PARIS (AP) : American news agency The Associated Press (AP) will provide its current affairs content to Google’s Gemini artificial intelligence (AI) chatbot, the tech giant said Wednesday.
“AP will now deliver a feed of real-time information to help further enhance the usefulness of results displayed in the Gemini app,” Google executive Jaffer Zaidi posted on the company’s blog on Wednesday.
Google did not say when the new functionality would be added to Gemini, nor specify the financial terms of the contract with AP.
The two organizations have long worked together on news content displayed in Google’s traditional search results.
A growing number of tie-ups between news media and generative AI makers have been struck recently as tech firms look to make their natural-language responses to users’ questions more relevant.
News agency Agence France-Presse (AFP) also on Thursday announced a contract for French artificial intelligence company Mistral AI to use news agency reports as its Le Chat chatbot answers users.

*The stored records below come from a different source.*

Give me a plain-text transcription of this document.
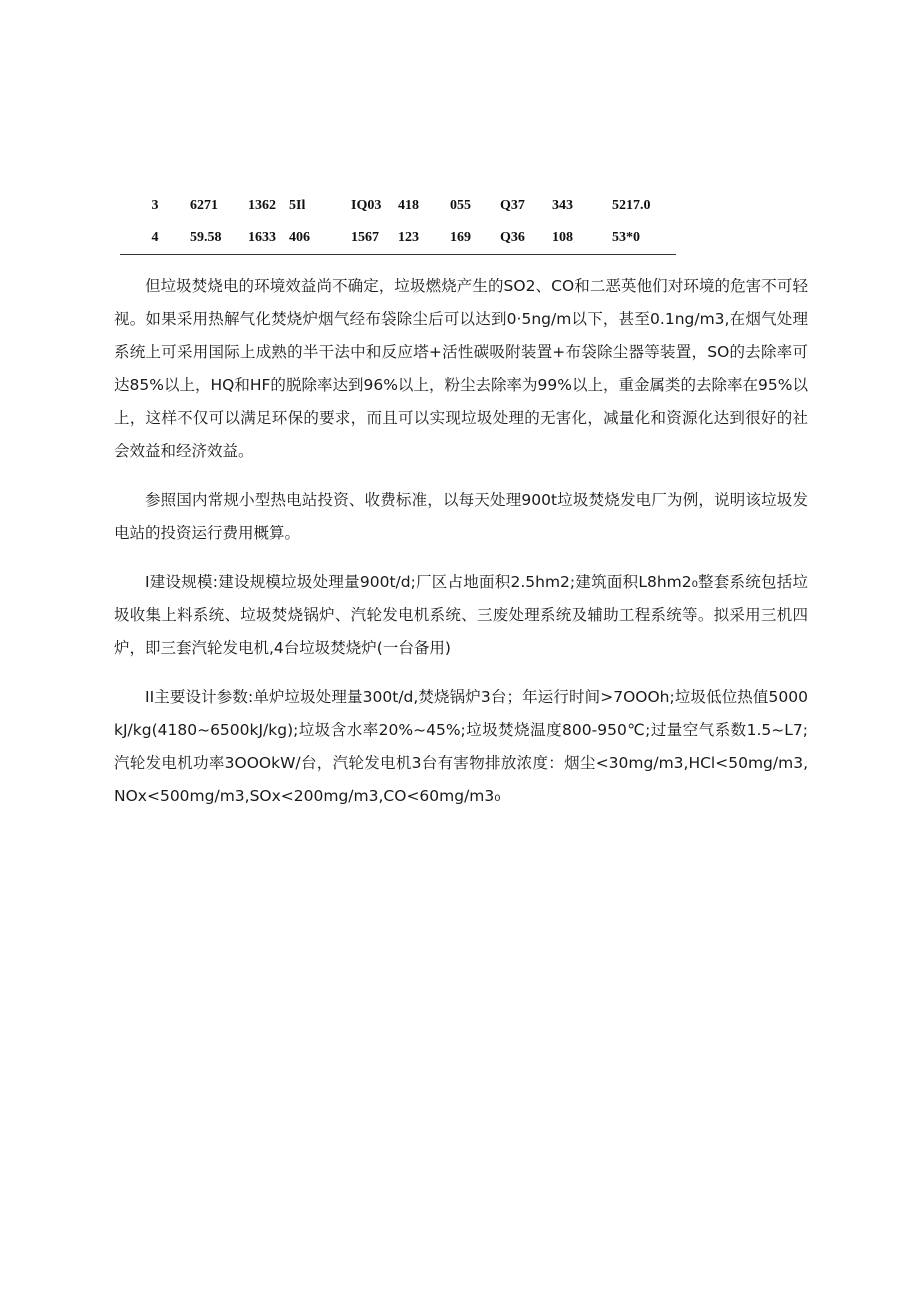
3	6271	1362	5Il	IQ03	418	055	Q37	343	5217.0
4	59.58	1633	406	1567	123	169	Q36	108	53*0

但垃圾焚烧电的环境效益尚不确定，垃圾燃烧产生的SO2、CO和二恶英他们对环境的危害不可轻视。如果采用热解气化焚烧炉烟气经布袋除尘后可以达到0·5ng/m以下，甚至0.1ng/m3,在烟气处理系统上可采用国际上成熟的半干法中和反应塔+活性碳吸附装置+布袋除尘器等装置，SO的去除率可达85%以上，HQ和HF的脱除率达到96%以上，粉尘去除率为99%以上，重金属类的去除率在95%以上，这样不仅可以满足环保的要求，而且可以实现垃圾处理的无害化，减量化和资源化达到很好的社会效益和经济效益。

参照国内常规小型热电站投资、收费标准，以每天处理900t垃圾焚烧发电厂为例，说明该垃圾发电站的投资运行费用概算。

I建设规模:建设规模垃圾处理量900t/d;厂区占地面积2.5hm2;建筑面积L8hm2₀整套系统包括垃圾收集上料系统、垃圾焚烧锅炉、汽轮发电机系统、三废处理系统及辅助工程系统等。拟采用三机四炉，即三套汽轮发电机,4台垃圾焚烧炉(一台备用)

II主要设计参数:单炉垃圾处理量300t∕d,焚烧锅炉3台；年运行时间>7OOOh;垃圾低位热值5000kJ∕kg(4180~6500kJ∕kg);垃圾含水率20%~45%;垃圾焚烧温度800-950℃;过量空气系数1.5~L7;汽轮发电机功率3OOOkW∕台，汽轮发电机3台有害物排放浓度：烟尘<30mg∕m3,HCl<50mg∕m3,NOx<500mg∕m3,SOx<200mg∕m3,CO<60mg∕m3₀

And, on Wednesday, OpenAI, creator of the ChatGPT tool that brought generative AI to a broader public, said it would work with American online outlet Axios for three years, allowing the bot to draw on Axios’ articles.
The startup led by Sam Altman will in exchange finance four new Axios bureaus in the United States: in Pittsburgh, Pennsylvania; Kansas City, Missouri; Boulder, Colorado; and Huntsville, Alabama.

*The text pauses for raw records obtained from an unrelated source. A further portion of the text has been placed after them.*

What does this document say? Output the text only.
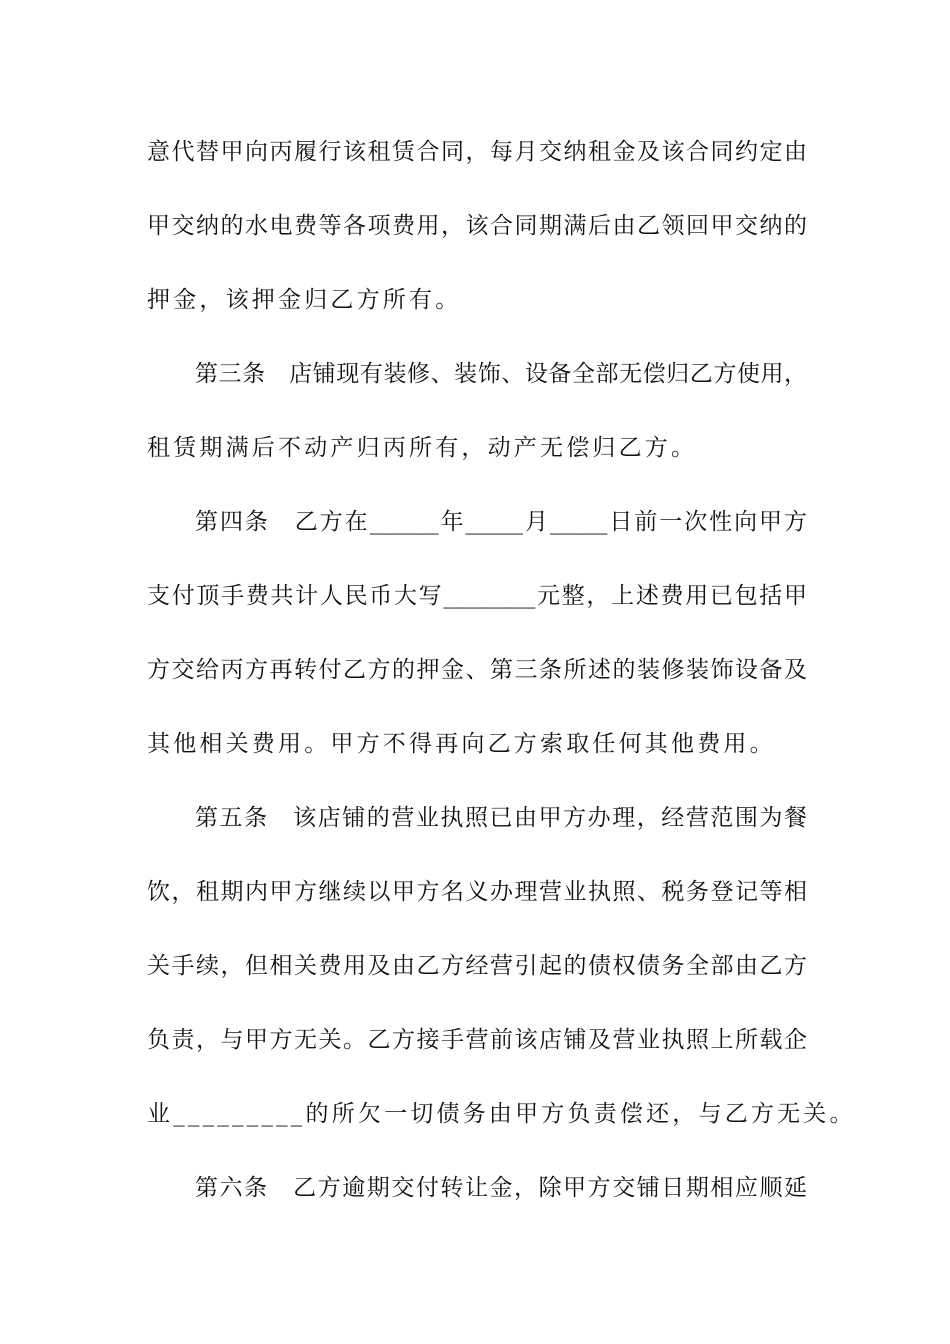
意代替甲向丙履行该租赁合同，每月交纳租金及该合同约定由
甲交纳的水电费等各项费用，该合同期满后由乙领回甲交纳的
押金，该押金归乙方所有。
第三条　店铺现有装修、装饰、设备全部无偿归乙方使用，
租赁期满后不动产归丙所有，动产无偿归乙方。
第四条　乙方在______年_____月_____日前一次性向甲方
支付顶手费共计人民币大写________元整，上述费用已包括甲
方交给丙方再转付乙方的押金、第三条所述的装修装饰设备及
其他相关费用。甲方不得再向乙方索取任何其他费用。
第五条　该店铺的营业执照已由甲方办理，经营范围为餐
饮，租期内甲方继续以甲方名义办理营业执照、税务登记等相
关手续，但相关费用及由乙方经营引起的债权债务全部由乙方
负责，与甲方无关。乙方接手营前该店铺及营业执照上所载企
业_________的所欠一切债务由甲方负责偿还，与乙方无关。
第六条　乙方逾期交付转让金，除甲方交铺日期相应顺延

OpenAI also has a deal with Associated Press to use the agency’s archives going back to 1985 as well as with French center-left daily Le Monde, British business paper the Financial Times, Spain’s Prisa Media, which publishes El Pais, Germany’s Axel Springer group, which publishes conservative broadsheet Die Welt and tabloid-style Bild, and News Corp run by the Murdoch family.
While some media are striking deals with AI firms, others have launched legal challenges over copyright concerns.
The New York Times has sued OpenAI, accusing it of stealing content to train its powerful AI with copyrighted material.
Canada’s biggest news organizations have also filed suit against OpenAI.